The Power of Inclusive Design in Digital Public Infrastructure

Panelist Tomicah Tillemann also reminded our audience of the power of digital public infrastructure as a whole for increasing accountability and creating avenues for direct citizen-to-government engagement to access benefits and participate in democratic processes. This is largely reliant upon building in the tools and plans for inclusivity emphasized by the other panelists.

As Deon Woods Bell highlighted, deliberate financial inclusion through digital payment tools and access to identity systems can boost participation by women in marginalized communities around the world, accelerating attainment of UN Sustainable Development Goals. She highlighted some of the work being undertaken by the Bill and Melinda Gates Foundation to support these efforts in India, Pakistan, Thailand, and other countries.

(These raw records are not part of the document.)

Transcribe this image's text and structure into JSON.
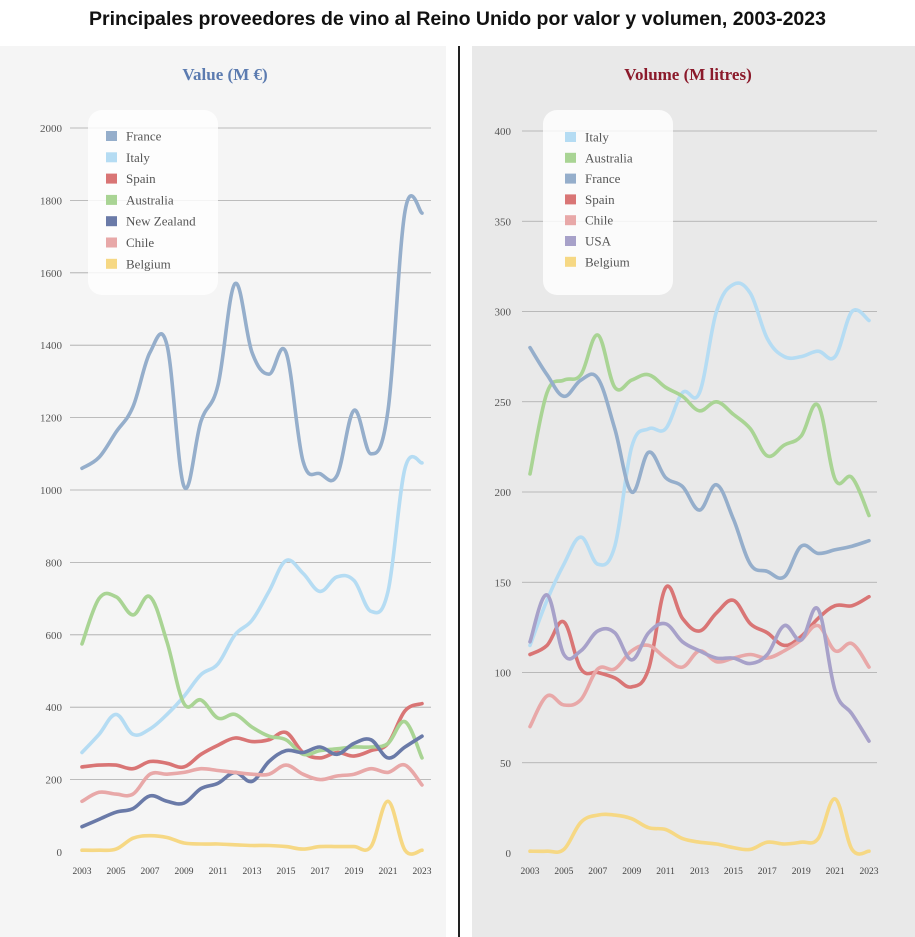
{
  "title": "Principales proveedores de vino al Reino Unido por valor y volumen, 2003-2023",
  "chart_data": [
    {
      "type": "line",
      "title": "Value (M €)",
      "title_color": "#5b7bb0",
      "ylim": [
        0,
        2000
      ],
      "yticks": [
        "0",
        "200",
        "400",
        "600",
        "800",
        "1000",
        "1200",
        "1400",
        "1600",
        "1800",
        "2000"
      ],
      "xticks": [
        "2003",
        "2005",
        "2007",
        "2009",
        "2011",
        "2013",
        "2015",
        "2017",
        "2019",
        "2021",
        "2023"
      ],
      "x": [
        2003,
        2004,
        2005,
        2006,
        2007,
        2008,
        2009,
        2010,
        2011,
        2012,
        2013,
        2014,
        2015,
        2016,
        2017,
        2018,
        2019,
        2020,
        2021,
        2022,
        2023
      ],
      "grid": true,
      "legend_position": "top-left",
      "series": [
        {
          "name": "France",
          "color": "#95aecb",
          "values": [
            1060,
            1090,
            1160,
            1230,
            1380,
            1400,
            1010,
            1190,
            1290,
            1570,
            1380,
            1320,
            1380,
            1080,
            1045,
            1040,
            1220,
            1100,
            1220,
            1770,
            1765
          ]
        },
        {
          "name": "Italy",
          "color": "#b5dcf3",
          "values": [
            275,
            325,
            380,
            325,
            340,
            380,
            430,
            490,
            520,
            600,
            640,
            720,
            805,
            770,
            720,
            760,
            750,
            665,
            720,
            1060,
            1075
          ]
        },
        {
          "name": "Spain",
          "color": "#d97575",
          "values": [
            235,
            240,
            240,
            230,
            250,
            245,
            235,
            270,
            295,
            315,
            305,
            310,
            330,
            275,
            260,
            275,
            265,
            280,
            300,
            390,
            410
          ]
        },
        {
          "name": "Australia",
          "color": "#a9d494",
          "values": [
            575,
            700,
            705,
            655,
            705,
            580,
            410,
            420,
            370,
            380,
            345,
            320,
            310,
            270,
            280,
            285,
            290,
            290,
            300,
            360,
            260
          ]
        },
        {
          "name": "New Zealand",
          "color": "#6a7aa8",
          "values": [
            70,
            90,
            110,
            120,
            155,
            140,
            135,
            175,
            190,
            220,
            195,
            250,
            280,
            275,
            290,
            270,
            300,
            310,
            260,
            290,
            320
          ]
        },
        {
          "name": "Chile",
          "color": "#e8a8a8",
          "values": [
            140,
            165,
            160,
            160,
            215,
            215,
            220,
            230,
            225,
            220,
            215,
            215,
            240,
            215,
            200,
            210,
            215,
            230,
            220,
            240,
            185
          ]
        },
        {
          "name": "Belgium",
          "color": "#f6d884",
          "values": [
            5,
            5,
            8,
            38,
            45,
            40,
            25,
            22,
            22,
            20,
            18,
            18,
            15,
            8,
            15,
            15,
            15,
            15,
            140,
            5,
            5
          ]
        }
      ]
    },
    {
      "type": "line",
      "title": "Volume (M litres)",
      "title_color": "#8b1a2b",
      "ylim": [
        0,
        400
      ],
      "yticks": [
        "0",
        "50",
        "100",
        "150",
        "200",
        "250",
        "300",
        "350",
        "400"
      ],
      "xticks": [
        "2003",
        "2005",
        "2007",
        "2009",
        "2011",
        "2013",
        "2015",
        "2017",
        "2019",
        "2021",
        "2023"
      ],
      "x": [
        2003,
        2004,
        2005,
        2006,
        2007,
        2008,
        2009,
        2010,
        2011,
        2012,
        2013,
        2014,
        2015,
        2016,
        2017,
        2018,
        2019,
        2020,
        2021,
        2022,
        2023
      ],
      "grid": true,
      "legend_position": "top-left",
      "series": [
        {
          "name": "Italy",
          "color": "#b5dcf3",
          "values": [
            115,
            140,
            160,
            175,
            160,
            170,
            225,
            235,
            235,
            255,
            255,
            300,
            315,
            310,
            285,
            275,
            275,
            278,
            275,
            300,
            295
          ]
        },
        {
          "name": "Australia",
          "color": "#a9d494",
          "values": [
            210,
            255,
            262,
            265,
            287,
            258,
            262,
            265,
            258,
            253,
            245,
            250,
            243,
            235,
            220,
            226,
            231,
            248,
            207,
            208,
            187
          ]
        },
        {
          "name": "France",
          "color": "#95aecb",
          "values": [
            280,
            265,
            253,
            262,
            263,
            235,
            200,
            222,
            208,
            203,
            190,
            204,
            185,
            160,
            156,
            153,
            170,
            166,
            168,
            170,
            173
          ]
        },
        {
          "name": "Spain",
          "color": "#d97575",
          "values": [
            110,
            115,
            128,
            102,
            100,
            97,
            92,
            102,
            147,
            130,
            123,
            133,
            140,
            127,
            122,
            115,
            120,
            130,
            137,
            137,
            142
          ]
        },
        {
          "name": "Chile",
          "color": "#e8a8a8",
          "values": [
            70,
            87,
            82,
            85,
            102,
            102,
            112,
            115,
            108,
            103,
            112,
            106,
            108,
            110,
            108,
            112,
            118,
            126,
            112,
            116,
            103
          ]
        },
        {
          "name": "USA",
          "color": "#a7a1c9",
          "values": [
            117,
            143,
            110,
            112,
            123,
            122,
            107,
            122,
            127,
            117,
            112,
            108,
            108,
            105,
            110,
            126,
            118,
            135,
            90,
            77,
            62
          ]
        },
        {
          "name": "Belgium",
          "color": "#f6d884",
          "values": [
            1,
            1,
            2,
            17,
            21,
            21,
            19,
            14,
            13,
            8,
            6,
            5,
            3,
            2,
            6,
            5,
            6,
            8,
            30,
            2,
            1
          ]
        }
      ]
    }
  ]
}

Almost every development-based or service-rooted program today has an informational or technological component. Civic, governmental, private, and philanthropic organizations are increasingly interested in designing and procuring the right solutions--those that maximize reach and utility, while keeping costs down.

Investing in deliberate enfranchisement of the end user from the outset is more likely to result in higher quality public goods and services that actually function as intended. Thoughtful consideration of diversity of language, culture, and ability, nationally and internationally, will improve the content, ease of use, and uptake of the digital public infrastructure of tomorrow.